遅らく世代や住む場所も変わると日本とロシアも一般的に見られる人の様子に大差ないのではないかな、と思います。都心に近づくほど人も多くなり、生活リズムも速く、ストレスも多い世界。自己中心的になりがちになってしまい、そんな人と遭遇する機会が増えると、決して少なくないはずの善良な人の善行も見えにくくなってしまう。それで都心はひどい、と判断してしまいがち。モスクワから電車で2時間くらいの郊外に遊びに出かけた小さな町では、すれ違いざまに挨拶してくれたロシア人の少年たち。なんていいところなんだ、と思ってしまう。一つの行動がその人の人となりがおおよそ分かる、ということも正しいと思う一方で、必ずしもそうではない、ということも意識しなければな、と。

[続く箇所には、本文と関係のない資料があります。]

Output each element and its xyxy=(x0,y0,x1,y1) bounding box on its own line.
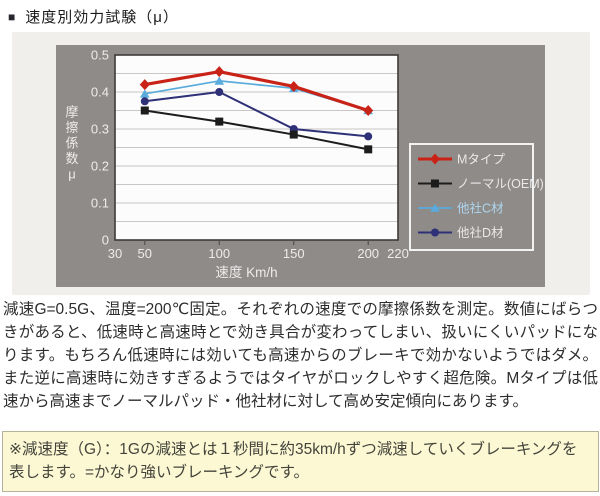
chart-panel: 30 50 100 150 200 220 0 0.1 0.2 0.3 0.4 0.5 摩擦係数 μ 速度 … xyxy=(56,45,545,287)
y-tick-label: 0.2 xyxy=(91,159,109,174)
x-tick-label: 200 xyxy=(357,246,379,261)
legend-label: ノーマル(OEM) xyxy=(457,177,544,191)
legend-label: 他社C材 xyxy=(457,201,504,216)
marker-circle xyxy=(431,228,439,237)
marker-diamond xyxy=(288,80,299,92)
series-他社D材 xyxy=(140,88,373,141)
y-tick-label: 0 xyxy=(102,233,109,248)
marker-square xyxy=(431,179,439,188)
marker-triangle xyxy=(430,203,440,212)
marker-circle xyxy=(140,97,149,106)
marker-diamond xyxy=(363,105,374,116)
y-tick-label: 0.4 xyxy=(91,85,109,100)
x-tick-label: 150 xyxy=(283,246,305,261)
page-title: ■ 速度別効力試験（μ） xyxy=(8,6,179,27)
legend-label: 他社D材 xyxy=(457,225,504,240)
x-tick-label: 220 xyxy=(387,246,409,261)
marker-triangle xyxy=(139,89,150,98)
plot-border xyxy=(114,54,399,241)
y-axis-title: 擦 xyxy=(65,120,78,135)
marker-triangle xyxy=(214,76,225,85)
y-axis-title: 数 xyxy=(65,151,78,166)
legend-label: Mタイプ xyxy=(457,153,505,167)
y-tick-label: 0.5 xyxy=(91,48,109,63)
x-tick-label: 30 xyxy=(108,246,122,261)
legend-border xyxy=(409,143,534,251)
y-axis-title: 係 xyxy=(65,136,78,151)
marker-square xyxy=(215,117,224,126)
legend-item-他社C材: 他社C材 xyxy=(418,201,504,216)
title-bullet-icon: ■ xyxy=(8,9,17,24)
series-line xyxy=(143,91,370,138)
legend-item-Mタイプ: Mタイプ xyxy=(418,153,505,167)
x-axis-title: 速度 Km/h xyxy=(215,265,277,280)
description-text: 減速G=0.5G、温度=200℃固定。それぞれの速度での摩擦係数を測定。数値にば… xyxy=(3,301,598,410)
legend-item-他社D材: 他社D材 xyxy=(418,225,504,240)
title-text: 速度別効力試験（μ） xyxy=(25,9,179,26)
y-tick-label: 0.3 xyxy=(91,122,109,137)
marker-diamond xyxy=(430,153,440,165)
y-tick-label: 0.1 xyxy=(91,196,109,211)
x-tick-label: 50 xyxy=(138,246,152,261)
series-Mタイプ xyxy=(139,66,374,116)
note-box: ※減速度（G）：1Gの減速とは１秒間に約35km/hずつ減速していくブレーキング… xyxy=(2,431,599,492)
marker-square xyxy=(364,145,373,154)
series-ノーマル(OEM) xyxy=(140,106,373,154)
marker-square xyxy=(289,130,298,139)
series-line xyxy=(143,70,370,113)
legend-item-ノーマル(OEM): ノーマル(OEM) xyxy=(418,177,544,191)
marker-circle xyxy=(364,132,373,141)
series-line xyxy=(143,109,370,151)
marker-diamond xyxy=(139,79,150,91)
y-axis-title: μ xyxy=(68,167,76,182)
y-axis-title: 摩 xyxy=(65,105,78,120)
marker-diamond xyxy=(214,66,225,78)
marker-circle xyxy=(215,88,224,96)
x-tick-label: 100 xyxy=(208,246,230,261)
note-text: ※減速度（G）：1Gの減速とは１秒間に約35km/hずつ減速していくブレーキング… xyxy=(9,441,578,481)
marker-square xyxy=(140,106,149,115)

何だか最近は、隣の方のドア閉め方が優しくなった気がするのです。何をきっかけにして人は変わるのだろうか…。部下の評価をする時に上司が気を付けるべき評価エラーにもつながるものを感じました。

1円を稼ぐことの難しさが分かるときっと行動が変わる / If you find it difficult to earn 1 yen, your behavior will surely change.

モスクワの路上で演奏している人のすごさ。それしか収入の手段がないからかもしれないけれど、少しでも行動することへの尊敬。演奏のレベルは別として、できる限りお金を置くようにしていました。””Спасибо!(ありがとう)”と笑顔と共に返してくれる言葉に、こちらも嬉しくなってきます。

ロシアに駐在する前にはお金のことをほとんど考えていませんでした。自分のお金の管理もしていませんでしたし、投資活動もほとんど行っておらず、現在までの日経平均株価の推移を見ると、もし日本にいたらどれだけ資産を増やせたのだろう、と考えてしまうことも。過去のチャート推移を観察できる今だからこそ、そう言えるのかもしれませんが。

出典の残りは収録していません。